Because everything was conducted online without any official receipts or documents, the aggrieved victims often find it difficult to resort to legal remedies.
Unsurprisingly, many of the victims are OFW’s and their relatives. One OFW housewife reportedly invested half a million pesos of her husband’s hard-earned money in a “paluwagan” circle on Facebook. She trustingly deposited it to an administrator’s account without even meeting him in person, so he disappeared shortly after the deposit was cleared. This led to the victim being unable to pay off her family’s utility bills and her children’s tuition fees, as well as the eventual dissolution of her marriage.
Why Do People Still Fall For This?
When you consider how dubious the whole set-up is (come on, who deposits a big amount of money into a complete stranger’s account???), it’s hard to believe how the perpetrators were able to defraud a lot of people.
Here’s the thing: certain mindsets in the Philippines paved the way for these things. For starters, financial literacy is almost non-existent among many citizens because money is still a taboo topic for conversation.
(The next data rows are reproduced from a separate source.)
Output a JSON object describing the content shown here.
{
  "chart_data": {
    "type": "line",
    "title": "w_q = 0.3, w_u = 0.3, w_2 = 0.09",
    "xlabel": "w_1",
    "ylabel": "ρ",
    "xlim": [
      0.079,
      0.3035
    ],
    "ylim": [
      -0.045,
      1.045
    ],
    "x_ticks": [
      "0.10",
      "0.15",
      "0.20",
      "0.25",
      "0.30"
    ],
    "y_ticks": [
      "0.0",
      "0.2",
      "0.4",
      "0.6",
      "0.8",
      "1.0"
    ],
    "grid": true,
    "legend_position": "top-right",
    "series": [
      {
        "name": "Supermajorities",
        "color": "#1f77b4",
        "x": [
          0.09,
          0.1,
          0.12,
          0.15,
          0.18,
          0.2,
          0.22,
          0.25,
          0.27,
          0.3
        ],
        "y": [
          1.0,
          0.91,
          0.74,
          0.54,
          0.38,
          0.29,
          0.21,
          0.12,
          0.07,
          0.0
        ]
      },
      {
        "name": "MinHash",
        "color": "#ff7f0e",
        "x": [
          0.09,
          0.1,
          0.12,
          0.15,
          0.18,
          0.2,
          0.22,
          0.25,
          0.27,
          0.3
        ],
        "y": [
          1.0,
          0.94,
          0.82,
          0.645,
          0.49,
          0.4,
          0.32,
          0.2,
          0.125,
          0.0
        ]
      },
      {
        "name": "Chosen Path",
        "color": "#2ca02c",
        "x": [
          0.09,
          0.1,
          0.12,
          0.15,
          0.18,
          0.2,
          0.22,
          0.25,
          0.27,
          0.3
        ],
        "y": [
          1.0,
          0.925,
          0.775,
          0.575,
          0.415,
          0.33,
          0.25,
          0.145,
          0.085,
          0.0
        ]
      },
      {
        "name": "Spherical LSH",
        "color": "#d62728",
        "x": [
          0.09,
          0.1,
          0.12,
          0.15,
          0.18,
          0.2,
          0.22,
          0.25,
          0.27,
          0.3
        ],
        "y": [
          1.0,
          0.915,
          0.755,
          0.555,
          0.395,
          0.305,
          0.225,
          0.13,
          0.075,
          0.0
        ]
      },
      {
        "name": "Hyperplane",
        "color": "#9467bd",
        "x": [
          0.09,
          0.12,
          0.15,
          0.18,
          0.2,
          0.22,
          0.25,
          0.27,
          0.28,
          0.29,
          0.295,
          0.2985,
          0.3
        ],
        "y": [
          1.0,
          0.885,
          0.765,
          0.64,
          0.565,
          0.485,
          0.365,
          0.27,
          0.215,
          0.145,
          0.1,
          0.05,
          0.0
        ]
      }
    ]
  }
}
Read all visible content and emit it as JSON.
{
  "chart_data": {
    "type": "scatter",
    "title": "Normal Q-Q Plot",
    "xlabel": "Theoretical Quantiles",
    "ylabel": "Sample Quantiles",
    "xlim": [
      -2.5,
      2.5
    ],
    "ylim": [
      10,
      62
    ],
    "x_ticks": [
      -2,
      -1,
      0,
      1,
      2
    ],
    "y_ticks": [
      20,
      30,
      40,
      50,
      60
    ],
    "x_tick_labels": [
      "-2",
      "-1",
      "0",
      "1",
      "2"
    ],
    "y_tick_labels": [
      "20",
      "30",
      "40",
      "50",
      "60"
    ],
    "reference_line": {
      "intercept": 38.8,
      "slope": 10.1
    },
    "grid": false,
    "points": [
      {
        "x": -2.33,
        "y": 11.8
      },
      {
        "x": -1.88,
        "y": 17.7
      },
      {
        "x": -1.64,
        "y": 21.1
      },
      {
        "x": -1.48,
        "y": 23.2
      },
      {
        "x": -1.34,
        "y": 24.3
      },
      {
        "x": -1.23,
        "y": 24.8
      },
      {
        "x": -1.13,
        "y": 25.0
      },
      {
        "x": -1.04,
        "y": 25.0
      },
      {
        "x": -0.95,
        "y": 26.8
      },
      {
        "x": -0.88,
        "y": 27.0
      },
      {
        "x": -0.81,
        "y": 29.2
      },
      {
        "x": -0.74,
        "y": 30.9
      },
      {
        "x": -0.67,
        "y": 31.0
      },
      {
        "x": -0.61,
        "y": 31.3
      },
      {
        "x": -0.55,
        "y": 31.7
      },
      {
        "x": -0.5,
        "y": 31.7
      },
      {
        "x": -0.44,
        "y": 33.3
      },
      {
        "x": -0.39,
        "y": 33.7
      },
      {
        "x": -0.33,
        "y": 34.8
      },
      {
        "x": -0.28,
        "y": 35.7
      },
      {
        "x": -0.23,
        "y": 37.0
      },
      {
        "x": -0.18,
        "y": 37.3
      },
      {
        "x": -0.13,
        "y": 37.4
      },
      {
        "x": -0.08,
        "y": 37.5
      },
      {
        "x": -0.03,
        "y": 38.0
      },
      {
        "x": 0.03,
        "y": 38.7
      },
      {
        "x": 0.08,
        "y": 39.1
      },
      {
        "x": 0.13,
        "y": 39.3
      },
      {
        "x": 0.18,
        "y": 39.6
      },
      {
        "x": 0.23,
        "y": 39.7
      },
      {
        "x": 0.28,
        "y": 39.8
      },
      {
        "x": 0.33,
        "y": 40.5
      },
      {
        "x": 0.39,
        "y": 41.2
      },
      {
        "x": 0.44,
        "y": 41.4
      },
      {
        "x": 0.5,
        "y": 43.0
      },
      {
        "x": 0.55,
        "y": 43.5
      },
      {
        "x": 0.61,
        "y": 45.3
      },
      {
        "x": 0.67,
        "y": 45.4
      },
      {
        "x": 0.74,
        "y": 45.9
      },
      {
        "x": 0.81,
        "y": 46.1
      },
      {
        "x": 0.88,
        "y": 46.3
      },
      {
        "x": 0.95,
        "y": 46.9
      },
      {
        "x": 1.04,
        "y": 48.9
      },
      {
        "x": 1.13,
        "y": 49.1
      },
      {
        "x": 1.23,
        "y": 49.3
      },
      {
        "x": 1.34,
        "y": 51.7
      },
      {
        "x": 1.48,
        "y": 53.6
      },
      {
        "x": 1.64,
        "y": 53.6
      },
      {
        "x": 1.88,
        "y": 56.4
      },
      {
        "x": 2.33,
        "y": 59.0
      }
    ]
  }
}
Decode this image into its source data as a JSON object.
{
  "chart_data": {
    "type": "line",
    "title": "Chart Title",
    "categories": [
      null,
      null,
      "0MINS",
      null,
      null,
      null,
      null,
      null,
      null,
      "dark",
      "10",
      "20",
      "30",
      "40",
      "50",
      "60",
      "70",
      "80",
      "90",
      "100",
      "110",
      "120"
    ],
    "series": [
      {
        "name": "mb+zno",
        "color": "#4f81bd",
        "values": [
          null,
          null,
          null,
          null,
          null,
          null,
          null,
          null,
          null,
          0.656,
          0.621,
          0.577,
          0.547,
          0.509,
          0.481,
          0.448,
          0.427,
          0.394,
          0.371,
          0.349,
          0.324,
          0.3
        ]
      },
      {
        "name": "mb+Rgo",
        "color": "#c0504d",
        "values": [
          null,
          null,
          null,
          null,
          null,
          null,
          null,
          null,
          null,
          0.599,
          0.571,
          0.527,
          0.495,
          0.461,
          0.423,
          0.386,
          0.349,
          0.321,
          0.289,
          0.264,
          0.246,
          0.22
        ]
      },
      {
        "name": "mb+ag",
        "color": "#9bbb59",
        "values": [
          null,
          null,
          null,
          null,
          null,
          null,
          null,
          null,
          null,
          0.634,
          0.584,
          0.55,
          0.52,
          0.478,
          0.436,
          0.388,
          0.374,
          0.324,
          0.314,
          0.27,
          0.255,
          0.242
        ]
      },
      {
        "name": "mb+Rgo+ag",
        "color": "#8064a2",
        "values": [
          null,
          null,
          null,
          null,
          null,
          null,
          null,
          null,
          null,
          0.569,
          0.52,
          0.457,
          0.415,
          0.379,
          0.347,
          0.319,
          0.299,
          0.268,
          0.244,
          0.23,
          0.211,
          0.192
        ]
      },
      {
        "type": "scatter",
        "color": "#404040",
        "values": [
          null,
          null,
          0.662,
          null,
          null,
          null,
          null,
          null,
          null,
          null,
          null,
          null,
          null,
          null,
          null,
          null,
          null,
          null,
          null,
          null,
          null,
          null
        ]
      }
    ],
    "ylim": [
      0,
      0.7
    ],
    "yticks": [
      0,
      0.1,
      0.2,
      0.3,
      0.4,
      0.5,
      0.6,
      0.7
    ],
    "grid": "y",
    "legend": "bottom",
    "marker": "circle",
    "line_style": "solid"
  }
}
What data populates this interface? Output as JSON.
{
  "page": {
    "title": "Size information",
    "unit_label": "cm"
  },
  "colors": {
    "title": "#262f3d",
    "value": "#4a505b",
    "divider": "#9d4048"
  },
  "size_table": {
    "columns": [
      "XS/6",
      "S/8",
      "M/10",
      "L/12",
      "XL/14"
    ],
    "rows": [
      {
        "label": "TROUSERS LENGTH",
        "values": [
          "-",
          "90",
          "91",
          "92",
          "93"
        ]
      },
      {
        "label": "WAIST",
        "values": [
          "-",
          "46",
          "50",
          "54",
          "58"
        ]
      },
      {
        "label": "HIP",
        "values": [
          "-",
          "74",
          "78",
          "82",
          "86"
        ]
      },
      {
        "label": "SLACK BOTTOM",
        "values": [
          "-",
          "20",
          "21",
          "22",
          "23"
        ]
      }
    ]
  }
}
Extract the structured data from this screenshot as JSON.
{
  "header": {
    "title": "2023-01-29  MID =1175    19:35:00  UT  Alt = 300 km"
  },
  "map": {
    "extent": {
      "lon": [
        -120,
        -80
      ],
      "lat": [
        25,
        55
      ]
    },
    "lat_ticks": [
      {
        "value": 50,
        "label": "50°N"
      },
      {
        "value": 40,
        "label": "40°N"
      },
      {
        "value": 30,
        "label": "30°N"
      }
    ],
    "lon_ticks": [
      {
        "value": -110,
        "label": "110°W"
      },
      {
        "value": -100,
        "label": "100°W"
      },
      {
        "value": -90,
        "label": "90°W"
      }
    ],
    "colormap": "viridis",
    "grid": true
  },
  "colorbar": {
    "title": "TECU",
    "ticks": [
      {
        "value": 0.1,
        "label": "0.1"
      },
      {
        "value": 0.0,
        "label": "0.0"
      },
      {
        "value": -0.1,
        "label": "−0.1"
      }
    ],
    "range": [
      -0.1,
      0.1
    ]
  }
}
Secondly, many Filipinos simply don’t like to put their money in banks because of the rather high required maintaining balances, so they think (rather erroneously) that putting their money in a “paluwagan” circle is a better option, and in some twisted way, there’s truth to that. Once you hand over your contribution to the pot, you can’t spend it, and provided that things go right, you’ll get it back when it’s your turn to collect. Also, the rate of return in successful “paluwagan” circles trumps the interest rate that any legitimate bank can offer.
The only trouble is, the risk of losing your entire investment is all too real because there aren’t any regulatory bodies overseeing these arrangements and the lack of legally binding documents makes it difficult to enforce what was originally agreed upon.
Try telling that to a person with little to no financial literacy and/or can’t see past the perceived benefits, though.
A Better Alternative
I hate to break it to you, but save for nabbing a government seat or becoming a drug lord (or both, we’re in the Philippines, after all), there aren’t any get-rich-quick schemes that actually work.
Mutual funds, stocks, bonds, and other financial products won’t make you an overnight millionaire, but they are legal, legitimate, and won’t make you lose sleep at night. Again, true, lasting wealth takes time to build, and requires hard work, financial discipline, and continuous learning, especially when it comes to various investment instruments.
Sure, it sounds like extra work, but isn’t a financially stable future worth all that anyway?
Right, let’s all hang on to our savings until we find much better investment vehicles to put them in then.